Setting Yourself up for Success
After filling our heads full of great theoretical ideas to promote well-being, Professor Laurie Santos starts priming us for full implementation. As we have already learned, happiness is not derived from a one-time pill. Those of you who watched “Brain Candy” featuring Canada’s beloved Kids in the Hall will remember the perils of “Gleemonex”. Hmm, an R-rated Canadian film from 25 years ago that did a whopping $2.6 million at the box office? I think I need to start updating my cultural references.
The environment we create can influence our actions greatly. First of all, we need to fix our bad environments. I will use potato chips as my example. They are both evil and delicious. Bad idea: put them in a bowl and leave them out where I can pass by and take “just a few” (flash forward to weeping man on floor, wiping crumbs out of empty bowl with finger, love handles expanding under straining t-shirt fabric as the camera zooms in on waistline). Best idea: keep potato chips out of the house. You have to put pants on to walk over to the corner store, or so I am told.
Promoting a healthy environment is the flip side of this concept. Just like we can alter the location of our chips, we can move healthier items like a bowl of fruit closer to us and keep it in plain sight. A wise teacher once told me: “if you aren’t hungry enough for an apple you aren’t hungry”. So wise and annoying when all you want is potato chips. Or we can park our car at the far end of the parking lot to squeeze in more daily steps as we hoof it to the office door.
Getting involved with a group with similar objectives, like a running group can help. You can also enlist “accountability partners”. If you are committing to write ten pages per week, make a deal with your friend that if you fall short you will give $50 to his preferred political party (which happens to fall on the “other” end of the political spectrum). That will give you some motivation.
Now that the stage is set, it is a matter of creating goals and plans to help you move toward the overall objective.
In terms of goal setting, specifics are a critical element. The brain loves wishy-washy wording (think typical New Year’s resolutions). Your brain loves to weasel out of commitments when you are feeling low on willpower. “I’m going to get in shape” is not very specific. “I will do a mix of cardio and weight training for a half hour at the gym next to my office, 10:00 am Monday, Wednesday and Friday”. That’s pretty specific.
Mental contrasting is a strategy to strengthen your goals. It involves picturing a positive outcome, then envisioning the obstacle that stands between you and that outcome. It is most important that the brain sees the positive outcome first, and “seizes on it” before the obstacle is considered. This creates more of a feeling of power, rather than hopelessness.
When it comes to implementation, setting a clear “if-then plan” is three times more effective in the achievement of harder to achieve goals.

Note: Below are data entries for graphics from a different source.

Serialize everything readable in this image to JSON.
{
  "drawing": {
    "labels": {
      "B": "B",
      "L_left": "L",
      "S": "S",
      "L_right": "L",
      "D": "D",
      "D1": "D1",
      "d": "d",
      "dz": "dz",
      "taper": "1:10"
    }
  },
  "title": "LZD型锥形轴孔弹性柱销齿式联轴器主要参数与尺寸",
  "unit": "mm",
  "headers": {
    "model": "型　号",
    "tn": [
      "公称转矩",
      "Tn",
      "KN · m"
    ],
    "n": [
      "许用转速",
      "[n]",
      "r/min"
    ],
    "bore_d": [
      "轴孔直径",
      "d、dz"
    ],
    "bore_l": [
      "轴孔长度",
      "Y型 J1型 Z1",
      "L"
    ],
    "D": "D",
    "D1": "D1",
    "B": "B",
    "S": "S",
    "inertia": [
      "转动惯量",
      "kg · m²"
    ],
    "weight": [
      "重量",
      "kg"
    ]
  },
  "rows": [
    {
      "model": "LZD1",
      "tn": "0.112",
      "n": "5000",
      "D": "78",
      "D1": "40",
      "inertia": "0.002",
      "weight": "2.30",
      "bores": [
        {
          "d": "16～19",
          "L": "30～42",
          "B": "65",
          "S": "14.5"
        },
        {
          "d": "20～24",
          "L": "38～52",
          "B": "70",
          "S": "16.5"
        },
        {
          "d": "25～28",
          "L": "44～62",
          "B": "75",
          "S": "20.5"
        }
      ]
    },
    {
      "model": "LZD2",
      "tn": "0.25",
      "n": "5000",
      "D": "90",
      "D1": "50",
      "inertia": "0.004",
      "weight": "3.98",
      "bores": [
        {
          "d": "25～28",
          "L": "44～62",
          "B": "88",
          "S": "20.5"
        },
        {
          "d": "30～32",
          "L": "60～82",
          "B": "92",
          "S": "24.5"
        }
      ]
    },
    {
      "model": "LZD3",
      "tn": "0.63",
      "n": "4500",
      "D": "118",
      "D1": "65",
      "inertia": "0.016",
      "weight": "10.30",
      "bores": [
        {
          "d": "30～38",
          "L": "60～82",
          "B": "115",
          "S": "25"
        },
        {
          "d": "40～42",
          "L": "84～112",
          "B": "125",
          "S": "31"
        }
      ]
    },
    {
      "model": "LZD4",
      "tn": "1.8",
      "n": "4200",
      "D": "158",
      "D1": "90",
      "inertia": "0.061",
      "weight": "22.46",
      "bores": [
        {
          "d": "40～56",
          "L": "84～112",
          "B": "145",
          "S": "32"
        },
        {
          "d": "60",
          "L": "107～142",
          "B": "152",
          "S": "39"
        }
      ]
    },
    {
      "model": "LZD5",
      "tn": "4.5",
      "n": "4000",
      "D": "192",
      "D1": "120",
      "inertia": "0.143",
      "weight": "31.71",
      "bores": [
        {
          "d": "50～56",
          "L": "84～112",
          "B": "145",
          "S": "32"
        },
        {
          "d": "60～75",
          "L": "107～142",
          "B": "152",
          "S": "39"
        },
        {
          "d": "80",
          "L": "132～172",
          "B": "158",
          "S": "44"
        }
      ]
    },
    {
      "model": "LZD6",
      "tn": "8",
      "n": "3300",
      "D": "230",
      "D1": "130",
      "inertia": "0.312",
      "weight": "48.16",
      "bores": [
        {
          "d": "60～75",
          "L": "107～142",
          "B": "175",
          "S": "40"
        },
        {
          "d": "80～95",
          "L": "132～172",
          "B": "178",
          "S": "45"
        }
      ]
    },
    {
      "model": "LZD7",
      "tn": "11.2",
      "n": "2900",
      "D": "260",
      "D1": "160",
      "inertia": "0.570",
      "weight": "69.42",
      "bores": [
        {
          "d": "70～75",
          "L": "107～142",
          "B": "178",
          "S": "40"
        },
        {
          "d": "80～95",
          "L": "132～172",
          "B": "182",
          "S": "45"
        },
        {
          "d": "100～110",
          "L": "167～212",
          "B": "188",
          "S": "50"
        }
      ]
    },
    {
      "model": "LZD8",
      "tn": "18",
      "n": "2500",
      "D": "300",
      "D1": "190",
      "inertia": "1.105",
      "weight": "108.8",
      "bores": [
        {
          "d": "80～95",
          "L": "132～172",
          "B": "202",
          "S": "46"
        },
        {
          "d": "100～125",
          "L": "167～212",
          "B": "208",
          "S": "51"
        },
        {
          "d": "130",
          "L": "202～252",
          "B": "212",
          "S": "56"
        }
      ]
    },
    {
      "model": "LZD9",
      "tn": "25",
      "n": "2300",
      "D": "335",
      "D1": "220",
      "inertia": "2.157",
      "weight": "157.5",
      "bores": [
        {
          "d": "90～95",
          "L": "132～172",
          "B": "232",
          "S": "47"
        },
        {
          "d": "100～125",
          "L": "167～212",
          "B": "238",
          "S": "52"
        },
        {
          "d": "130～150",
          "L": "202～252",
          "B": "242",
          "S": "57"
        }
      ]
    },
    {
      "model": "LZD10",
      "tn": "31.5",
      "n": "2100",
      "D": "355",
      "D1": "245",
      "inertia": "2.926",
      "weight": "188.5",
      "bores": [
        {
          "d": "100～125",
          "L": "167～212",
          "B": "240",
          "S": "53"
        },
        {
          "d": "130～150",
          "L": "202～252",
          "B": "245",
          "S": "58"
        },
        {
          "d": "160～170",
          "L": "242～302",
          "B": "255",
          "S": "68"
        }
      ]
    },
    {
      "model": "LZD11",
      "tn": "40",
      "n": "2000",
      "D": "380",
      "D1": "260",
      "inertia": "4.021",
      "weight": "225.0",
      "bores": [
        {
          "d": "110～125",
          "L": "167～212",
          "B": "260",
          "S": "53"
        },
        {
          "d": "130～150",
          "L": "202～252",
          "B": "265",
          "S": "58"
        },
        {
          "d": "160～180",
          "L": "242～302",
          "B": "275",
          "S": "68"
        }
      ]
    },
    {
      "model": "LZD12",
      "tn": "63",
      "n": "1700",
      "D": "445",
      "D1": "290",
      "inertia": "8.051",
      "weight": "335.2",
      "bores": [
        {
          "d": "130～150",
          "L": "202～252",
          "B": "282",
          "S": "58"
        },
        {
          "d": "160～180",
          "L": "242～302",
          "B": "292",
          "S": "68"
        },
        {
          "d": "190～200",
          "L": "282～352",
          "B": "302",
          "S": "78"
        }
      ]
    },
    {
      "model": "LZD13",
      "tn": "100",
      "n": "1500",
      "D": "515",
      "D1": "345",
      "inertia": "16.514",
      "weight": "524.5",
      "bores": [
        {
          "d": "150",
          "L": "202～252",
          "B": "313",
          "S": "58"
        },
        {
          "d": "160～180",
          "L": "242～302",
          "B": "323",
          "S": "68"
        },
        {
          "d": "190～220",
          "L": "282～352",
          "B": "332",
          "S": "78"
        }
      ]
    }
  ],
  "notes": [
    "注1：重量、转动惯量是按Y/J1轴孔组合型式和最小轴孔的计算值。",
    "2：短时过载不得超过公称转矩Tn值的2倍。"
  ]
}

When trying to eat healthy, you might say “if birthday cake is served in the breakroom, then I will pop over to the café next door for a fruit salad”.
If you do happen to take the course, you might be as fascinated as I was by the video featuring Gabriele Oettingen. Oettingen describes a technique known simply as “WOOP”. It sounds like a magical way to trick the subconscious into doing more of the work of change for you. I will definitely be trying it out and will report back.
WOOP incorporates both mental contrasting and if-then planning. In WOOP, you identify a challenging but feasible wish, like control of your debt. Then you identify the ideal outcome, such as the relief you will feel with freedom from debt. You sit and really bask in the thought of that ideal situation. After that, you consider the main internal obstacle preventing you from fulfilling the wish. Perhaps it is the feeling of futility – because you can’t pay your debts off quickly. You make an if-then plan of action to overcome the obstacle. While it makes more financial sense to pay off higher interest rate debt first, some personal finance experts suggest it is best to go for the small wins like paying off your smallest debt first. So maybe you say: “If I am feeling it is futile, then I will put make an extra payment on my smallest debt.”
The week six rewirement was easy… a week off! The students were encouraged to take advantage of their newfound time affluence. In the interest of continuity I kept up most of my practices. It is far easier to keep momentum than to try and build it up again. This dovetails into the week seven plan which is to choose a well-being intervention and stick to it through week ten. As I have had such a tough time with the concept of meditation, I intend to shackle my brain to a meditation practice. With shackles of kindness, of course.